Ken Rockwell review of the Summicron 90mm lens https://www.kenrockwell.com/leica/90mm-f2-m.htm


Onto the results of using Kodak Pro Image film, in a funny way to me this film look reminds me of the old Kodachrome in these pictures below. All pictures have been shot with no filters, shot with different light conditions and where exposed by using +1 stop with my Weston Euro Master lightmeter.

Click to enlarge images.

I used various C41 films over the years, I think mostly either AGFA Vista 200, Fujifilm Superia 200 or Kodak Color Plus 200 but like many I miss the good old days being able to purchase reasonably priced 100 ASA colour print films. There are of course a few options on the market, Kodak Professional Ektar 100 is a great film but the colours look a little rich for my taste, Kodak Portra 160 Film for a pack of five is twice the price of the Pro Image film pack. Another option would be to use a slide film like Kodak Professional Ektachrome E100 but the price at £15 or $19 a roll with the processing cost on top seems somewhat high and to me looks as it would be better used for high end portraits or landscape images as would any of the dwindling offerings from Fuji’s Fujichrome stable. 
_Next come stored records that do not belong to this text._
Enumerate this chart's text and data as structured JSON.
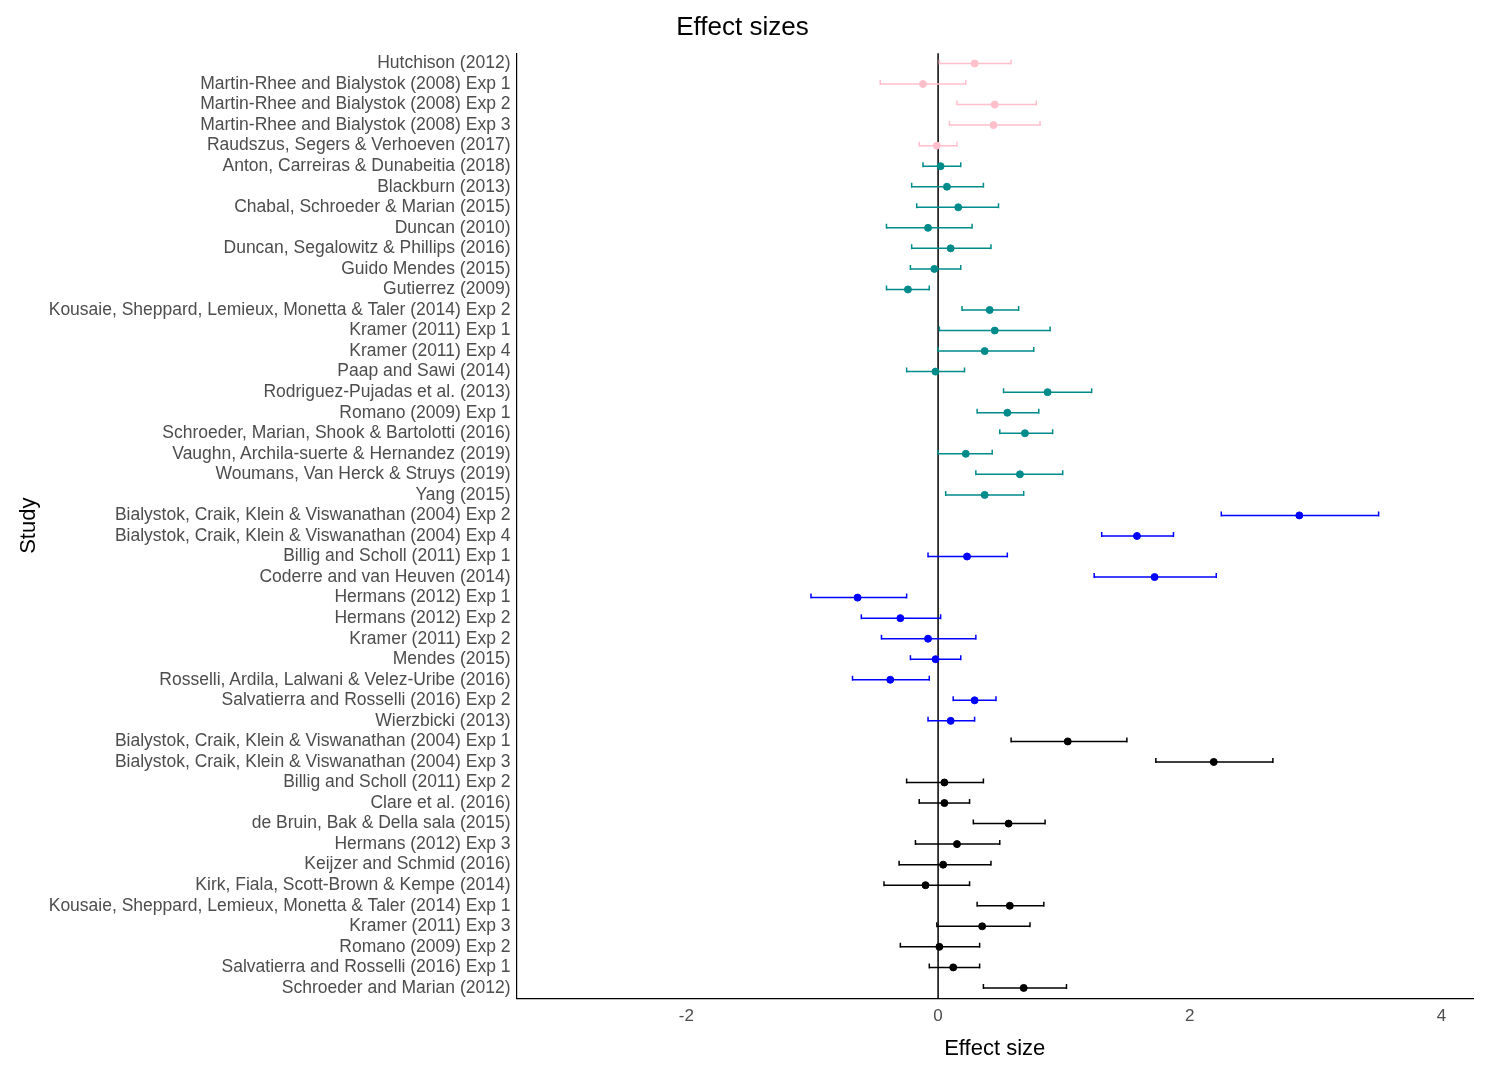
{
  "chart_data": {
    "type": "scatter",
    "title": "Effect sizes",
    "xlabel": "Effect size",
    "ylabel": "Study",
    "orientation": "horizontal",
    "marker": "circle",
    "grid": false,
    "legend": false,
    "categories": [
      "Hutchison (2012)",
      "Martin-Rhee and Bialystok (2008) Exp 1",
      "Martin-Rhee and Bialystok (2008) Exp 2",
      "Martin-Rhee and Bialystok (2008) Exp 3",
      "Raudszus, Segers & Verhoeven (2017)",
      "Anton, Carreiras & Dunabeitia (2018)",
      "Blackburn (2013)",
      "Chabal, Schroeder & Marian (2015)",
      "Duncan (2010)",
      "Duncan, Segalowitz & Phillips (2016)",
      "Guido Mendes (2015)",
      "Gutierrez (2009)",
      "Kousaie, Sheppard, Lemieux, Monetta & Taler (2014) Exp 2",
      "Kramer (2011) Exp 1",
      "Kramer (2011) Exp 4",
      "Paap and Sawi (2014)",
      "Rodriguez-Pujadas et al. (2013)",
      "Romano (2009) Exp 1",
      "Schroeder, Marian, Shook & Bartolotti (2016)",
      "Vaughn, Archila-suerte & Hernandez (2019)",
      "Woumans, Van Herck & Struys (2019)",
      "Yang (2015)",
      "Bialystok, Craik, Klein & Viswanathan (2004) Exp 2",
      "Bialystok, Craik, Klein & Viswanathan (2004) Exp 4",
      "Billig and Scholl (2011) Exp 1",
      "Coderre and van Heuven (2014)",
      "Hermans (2012) Exp 1",
      "Hermans (2012) Exp 2",
      "Kramer (2011) Exp 2",
      "Mendes (2015)",
      "Rosselli, Ardila, Lalwani & Velez-Uribe (2016)",
      "Salvatierra and Rosselli (2016) Exp 2",
      "Wierzbicki (2013)",
      "Bialystok, Craik, Klein & Viswanathan (2004) Exp 1",
      "Bialystok, Craik, Klein & Viswanathan (2004) Exp 3",
      "Billig and Scholl (2011) Exp 2",
      "Clare et al. (2016)",
      "de Bruin, Bak & Della sala (2015)",
      "Hermans (2012) Exp 3",
      "Keijzer and Schmid (2016)",
      "Kirk, Fiala, Scott-Brown & Kempe (2014)",
      "Kousaie, Sheppard, Lemieux, Monetta & Taler (2014) Exp 1",
      "Kramer (2011) Exp 3",
      "Romano (2009) Exp 2",
      "Salvatierra and Rosselli (2016) Exp 1",
      "Schroeder and Marian (2012)"
    ],
    "values": [
      0.29,
      -0.12,
      0.45,
      0.44,
      -0.01,
      0.02,
      0.07,
      0.16,
      -0.08,
      0.1,
      -0.03,
      -0.24,
      0.41,
      0.45,
      0.37,
      -0.02,
      0.87,
      0.55,
      0.69,
      0.22,
      0.65,
      0.37,
      2.87,
      1.58,
      0.23,
      1.72,
      -0.64,
      -0.3,
      -0.08,
      -0.02,
      -0.38,
      0.29,
      0.1,
      1.03,
      2.19,
      0.05,
      0.05,
      0.56,
      0.15,
      0.04,
      -0.1,
      0.57,
      0.35,
      0.01,
      0.12,
      0.68
    ],
    "errors": [
      [
        0.01,
        0.58
      ],
      [
        -0.46,
        0.22
      ],
      [
        0.15,
        0.78
      ],
      [
        0.09,
        0.81
      ],
      [
        -0.15,
        0.15
      ],
      [
        -0.12,
        0.18
      ],
      [
        -0.21,
        0.36
      ],
      [
        -0.17,
        0.48
      ],
      [
        -0.41,
        0.27
      ],
      [
        -0.21,
        0.42
      ],
      [
        -0.22,
        0.18
      ],
      [
        -0.41,
        -0.07
      ],
      [
        0.19,
        0.64
      ],
      [
        0.01,
        0.89
      ],
      [
        0,
        0.76
      ],
      [
        -0.25,
        0.21
      ],
      [
        0.52,
        1.22
      ],
      [
        0.31,
        0.8
      ],
      [
        0.49,
        0.91
      ],
      [
        0,
        0.43
      ],
      [
        0.3,
        0.99
      ],
      [
        0.06,
        0.68
      ],
      [
        2.25,
        3.5
      ],
      [
        1.3,
        1.87
      ],
      [
        -0.08,
        0.55
      ],
      [
        1.24,
        2.21
      ],
      [
        -1.01,
        -0.25
      ],
      [
        -0.61,
        0.02
      ],
      [
        -0.45,
        0.3
      ],
      [
        -0.22,
        0.18
      ],
      [
        -0.68,
        -0.07
      ],
      [
        0.12,
        0.46
      ],
      [
        -0.08,
        0.29
      ],
      [
        0.58,
        1.5
      ],
      [
        1.73,
        2.66
      ],
      [
        -0.25,
        0.36
      ],
      [
        -0.15,
        0.25
      ],
      [
        0.28,
        0.85
      ],
      [
        -0.18,
        0.49
      ],
      [
        -0.31,
        0.42
      ],
      [
        -0.43,
        0.25
      ],
      [
        0.31,
        0.84
      ],
      [
        -0.01,
        0.73
      ],
      [
        -0.3,
        0.33
      ],
      [
        -0.07,
        0.33
      ],
      [
        0.36,
        1.02
      ]
    ],
    "colors": [
      "#ffc0cb",
      "#ffc0cb",
      "#ffc0cb",
      "#ffc0cb",
      "#ffc0cb",
      "#008b8b",
      "#008b8b",
      "#008b8b",
      "#008b8b",
      "#008b8b",
      "#008b8b",
      "#008b8b",
      "#008b8b",
      "#008b8b",
      "#008b8b",
      "#008b8b",
      "#008b8b",
      "#008b8b",
      "#008b8b",
      "#008b8b",
      "#008b8b",
      "#008b8b",
      "#0000ff",
      "#0000ff",
      "#0000ff",
      "#0000ff",
      "#0000ff",
      "#0000ff",
      "#0000ff",
      "#0000ff",
      "#0000ff",
      "#0000ff",
      "#0000ff",
      "#000000",
      "#000000",
      "#000000",
      "#000000",
      "#000000",
      "#000000",
      "#000000",
      "#000000",
      "#000000",
      "#000000",
      "#000000",
      "#000000",
      "#000000"
    ],
    "xlim": [
      -3.35,
      4.25
    ],
    "xticks": [
      -2,
      0,
      2,
      4
    ],
    "ref_lines": [
      {
        "axis": "x",
        "value": 0,
        "color": "#000000"
      }
    ]
  }
}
Recently I purchase a five pack of Kodak’s Pro Image 100 film and am pretty pleased with the results of this first test roll. I don’t do reviews but this film I found to give a very good render of all the colours I observed when shooting this film. The only issue I found was during scanning with my Nikon Coolscan V scanner was I did find the images appear with a blue cast and never noticed this with either Agfa Vista or Kodak’s Color Plus films. This was corrected easily with Gimp 2.8 and the only other step I had to undertake was a little straightening on some of the pictures.

One simple click of Gimp’s white balance control cured the blue cast.

All images taken on my Leica M3 with the Summicron 50mm f/2 on Kodak Pro Image 100 film in October of this year.